The best choice is to split the proceeds evenly and walk away from any further dealings with the would-be business owner, as recommended in this answer.

This is a second-best option if, for any reason, you are tempted not to follow that advice.

For clarity, I am going to call you "A", the colleague who is in the same situation "B", and the one who is arguing for sole ownership "C".

You and B could tell C that you understand that having one owner makes the setup simpler. If you were going to share you should be defining now how to handle one or more of the owners moving away or otherwise dropping active participation. However, all three of you would like to be the owner.

As a fair solution to that problem, propose drawing lots to pick the owner.
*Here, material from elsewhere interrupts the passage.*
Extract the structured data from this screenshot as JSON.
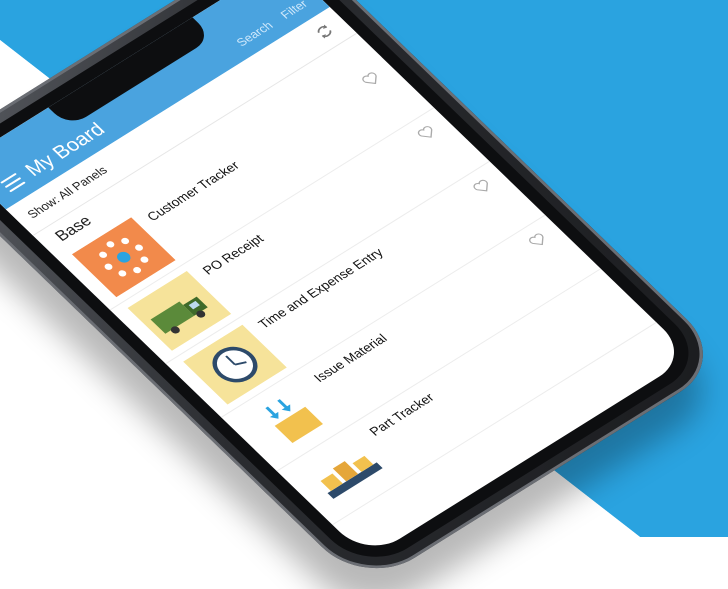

If the terms are fair, C should not particularly care whether he is the owner or one of the non-owners. In practice, I expect C to strongly object, or want to change the terms to be much less generous to the business owner.

Answer 12146

Finish the job, split the $15000 equally three ways, and never talk to that jerk again.

You are dealing with a fast talking con man who will be as rich as Croesus some day, and he will do it mostly by paying other people less than they are worth. The mere fact that he would even propose such an unconscionable division of the proceeds of the labor of the three of you is a klaxon alarm warning you off signing any arrangement with him.

You would actually be better off paying someone $1250 to follow you around and slap your hand away whenever you tried to sign an LLC agreement like that. You would still end up with only $3750 instead of $5000 but at least you would not have to be ashamed of your gullibility.

Answer 12155

Under and LLC setup, the owner will be taxed on whatever is in the company account at the end of the year, in addition to whatever split he takes. You will only be taxed on the payment you receive.

However, the first partner owns the company, and you own nothing, becoming, at that point, a contractor working on a pure contingency basis. (Very bad deal if you are functionally a founder, as it seems you are. Very, very bad deal.)

Some people go crazy as soon as there is a hint of money, and in my experience, these are not the people you want to partner with.

Anything other than a 3x 1/3 split of the LLC is what is euphemistically known as a “f*ck you” deal for you and the 3rd founder.

A 3 way split between 3 founders is a great structure, because it doesn’t allow for the possibility of deadlocks, which generally result in the dissolution of the company.

However, there is still the problem of the first founder, who it sounds like, will be unhappy with an equitable division.